There is no question that the crime rate was much, much lower fifty or so years ago. It was, indeed, a safer life that the majority of citizens lived. American industry prospered--the U. S. actually produced things-- and the economy was sound; there was no more powerful country in the world. The Middle East was virtually nonexistent to Americans and not the tinder box that it is today. There was no "globalization" which has brought many new issues to the United States.
Socially, however, for only one cultural group, (interestingly, this group that now has diminshed greatly was 90% of the country in the 1950s), were those times "the best of times." The other 10% lived lives fraught with poverty, rejection, and fear especially in some geographical areas. So, for "minorities" conditions are much improved.
In many other aspects, however, the United States fails today. When before have states been bankrupt, for instance? When has the national debt been so astronomical? When has 60% of the population had to support 40% of the population before?
Today is by far the best time in history, at least from my perspective.
I cannot imagine wanting to go very far back in history because that would get me to a time when things like polio and smallpox existed and antibiotics did not.
Some people might point to the '50s as a golden age in the US. They point to how the US was so much more socially harmonious and how standards of living were going up. But standards of living are way higher now and, much more importantly, our society today is so much more fair.
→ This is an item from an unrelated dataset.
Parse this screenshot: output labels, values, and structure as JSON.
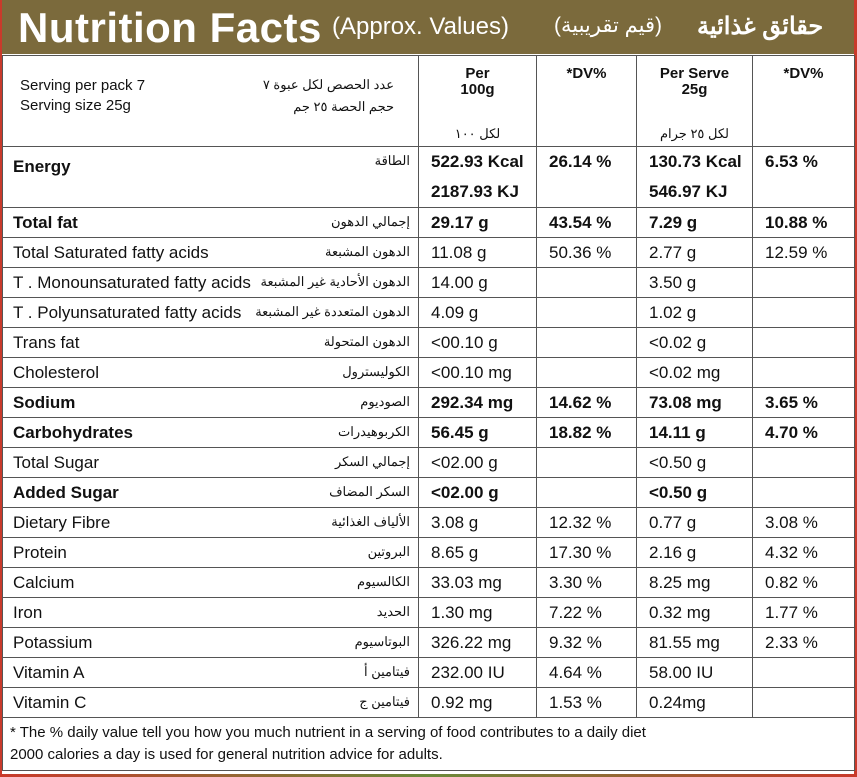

I'm half-white and half-Asian. My parents' marriage would have been illegal in much of the South in the '50s. I could well have faced discrimination myself. My daughters would have been growing up in a time when women had very little in the way of opportunities and when they would have been seen as second class citizens because of their sex.
So, as a "person of color" who has daughters, I'm glad I live now because I think there is much more justice and equality in our society today.
The way that society has learned to be tolerant of the differences of people is, to me, the best thing about living in modern society. For some people to feel safe enough to express their idiosyncrasies, their alternative lifestyles, or their personal preferences and EXPECT respect for it is an incredible social feat.
I can go back as early as the 1980's and remember feeling shy for not being "a white girl" among the many around me who were. Now, I celebrate my culture, my skin color, my accent, my mannerisms, and the way that I was uniquely brought up because modern thinking has brought with it an overall shattering of the archetypal "poster people".
These days we see a myriad of beautiful , faces, races, dresses. We hear more varied languages, songs, music, accents...and prayers. It is amazing to live in a world where one can be oneself and feel proud of it. I wouldn't change it for the world!
Even with the other societal limitations of the 1950s, I'd have to say that time period. It's the last time when a high school diploma meant a job that you could make a living at. It marked the last time a home needed one income. It was perhaps the closest we have ever come to full employment in the United States. And I have to admit, I would have loved to have the cars of the era in my garage.